The Pozonas de San Román were recently recovered, this wetland is an important place of passage for migratory birds and in it an ecosystem of great scenic, ecological and cultural richness can be appreciated.

As a result of Carlos III's mandate to enable cemeteries outside the city walls, the Ciriego Cemetery was built. It is one of the best examples of the wealth of funerary production in Spain, especially that of the famous master stonemasons of Cantabria, who carried out works for the pantheons, tombs and monuments of Ciriego. Included in the European Cemetery Route, recognized by the World Tourism Organization for its innovation, dissemination and interpretation of European heritage.

Leaving the Ciriego Cemetery behind, on the left is La Virgen del Mar, an island in the municipality of Santander located in the town of San Román de la Llanilla. It has access to the mainland through a bridge.

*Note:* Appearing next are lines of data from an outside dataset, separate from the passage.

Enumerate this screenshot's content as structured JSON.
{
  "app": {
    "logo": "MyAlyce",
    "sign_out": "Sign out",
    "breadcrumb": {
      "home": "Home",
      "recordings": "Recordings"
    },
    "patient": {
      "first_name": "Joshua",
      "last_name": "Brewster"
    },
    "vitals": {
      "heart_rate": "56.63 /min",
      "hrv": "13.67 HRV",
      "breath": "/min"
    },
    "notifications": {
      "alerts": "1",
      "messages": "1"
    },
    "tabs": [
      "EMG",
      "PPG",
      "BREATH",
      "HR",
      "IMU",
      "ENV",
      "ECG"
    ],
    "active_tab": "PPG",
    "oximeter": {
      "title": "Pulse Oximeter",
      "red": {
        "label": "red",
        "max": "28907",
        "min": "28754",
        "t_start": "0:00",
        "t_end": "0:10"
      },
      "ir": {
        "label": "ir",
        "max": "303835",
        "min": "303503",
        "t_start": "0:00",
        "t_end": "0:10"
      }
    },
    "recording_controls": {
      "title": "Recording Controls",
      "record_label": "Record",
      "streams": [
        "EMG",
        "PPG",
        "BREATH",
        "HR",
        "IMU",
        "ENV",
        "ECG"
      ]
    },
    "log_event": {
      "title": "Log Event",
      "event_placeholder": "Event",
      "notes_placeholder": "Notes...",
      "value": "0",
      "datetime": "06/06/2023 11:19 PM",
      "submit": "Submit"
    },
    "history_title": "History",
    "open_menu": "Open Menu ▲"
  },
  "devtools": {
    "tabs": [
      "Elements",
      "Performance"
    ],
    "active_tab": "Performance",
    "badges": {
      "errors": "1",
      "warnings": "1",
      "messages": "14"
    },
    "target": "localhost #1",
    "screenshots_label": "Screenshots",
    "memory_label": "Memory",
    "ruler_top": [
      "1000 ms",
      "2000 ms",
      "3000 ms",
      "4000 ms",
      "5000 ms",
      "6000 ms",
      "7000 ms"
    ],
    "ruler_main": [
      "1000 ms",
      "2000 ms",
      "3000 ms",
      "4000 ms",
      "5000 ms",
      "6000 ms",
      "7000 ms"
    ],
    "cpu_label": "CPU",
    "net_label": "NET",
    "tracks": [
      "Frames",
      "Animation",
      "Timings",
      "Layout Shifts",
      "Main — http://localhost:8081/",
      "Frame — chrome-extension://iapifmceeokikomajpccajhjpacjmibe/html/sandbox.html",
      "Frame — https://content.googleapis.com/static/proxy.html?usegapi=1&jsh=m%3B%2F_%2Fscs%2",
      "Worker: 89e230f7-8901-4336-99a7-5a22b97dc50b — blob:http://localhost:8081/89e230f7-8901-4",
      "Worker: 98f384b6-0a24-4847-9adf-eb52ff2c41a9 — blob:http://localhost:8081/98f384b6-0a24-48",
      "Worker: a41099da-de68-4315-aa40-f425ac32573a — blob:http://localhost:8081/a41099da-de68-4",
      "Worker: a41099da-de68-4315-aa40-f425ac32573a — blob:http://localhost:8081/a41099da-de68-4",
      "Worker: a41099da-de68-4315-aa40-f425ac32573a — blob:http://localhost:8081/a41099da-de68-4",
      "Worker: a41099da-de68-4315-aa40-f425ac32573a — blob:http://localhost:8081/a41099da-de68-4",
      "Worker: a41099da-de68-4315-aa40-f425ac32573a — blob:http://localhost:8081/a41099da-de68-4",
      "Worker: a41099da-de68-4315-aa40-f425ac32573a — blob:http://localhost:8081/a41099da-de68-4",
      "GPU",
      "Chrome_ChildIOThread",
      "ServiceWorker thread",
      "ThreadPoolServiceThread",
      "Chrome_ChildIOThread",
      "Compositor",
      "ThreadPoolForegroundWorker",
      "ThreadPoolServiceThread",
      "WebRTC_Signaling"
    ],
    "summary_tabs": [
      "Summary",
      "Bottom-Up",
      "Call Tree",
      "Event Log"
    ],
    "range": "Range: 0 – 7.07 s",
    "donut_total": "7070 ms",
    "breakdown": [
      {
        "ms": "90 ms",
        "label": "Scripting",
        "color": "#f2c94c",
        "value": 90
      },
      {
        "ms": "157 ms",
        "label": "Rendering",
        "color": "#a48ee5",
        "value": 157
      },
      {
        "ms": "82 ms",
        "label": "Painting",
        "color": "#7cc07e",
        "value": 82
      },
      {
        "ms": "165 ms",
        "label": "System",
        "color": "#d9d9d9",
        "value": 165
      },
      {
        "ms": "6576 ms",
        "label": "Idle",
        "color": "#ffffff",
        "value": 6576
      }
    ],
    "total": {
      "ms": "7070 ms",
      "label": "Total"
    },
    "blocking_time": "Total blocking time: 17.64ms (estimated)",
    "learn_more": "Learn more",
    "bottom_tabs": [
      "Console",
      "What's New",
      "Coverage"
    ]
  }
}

On the island stands a hermitage dating from the late fourteenth century. Due to its location, the hermitage has suffered, throughout its history, the harshness of storms. Its most important reconstruction took place in the 17th century and was due to José Calderón from Santander.

The temple consists of a single nave divided into three sections covered by vaults. In its altarpiece is the Virgen del Mar, a 55 cm high Gothic-style carving. The mantle of the Virgin, a gift from the Spanish Queen Elizabeth II, was restored in 1993. As a curious fact, legend has it that the Virgin appeared floating among some rocks, which could be due to the fact that she was a galleon Virgin from some ship that had been wrecked in the vicinity.

The Virgin of the Sea has been the patron saint of the city since 1979 and her festival takes place 51 days after Holy Saturday (Whit Monday). The celebration consists of a procession from the parish of San Román to the hermitage of the Virgen del Mar. Once there, a mass officiated by the Bishop of Santander takes place. The area is home to the Virgen del Mar beach, and the entire island is part of the Costa Quebrada, a stretch of coastline some 20 km long that, in addition to being an important geological setting, is a source of recreation for the senses, which is why it has been included by the International Union of Geological Sciences (IUGS) among the most relevant geological sites on our entire planet.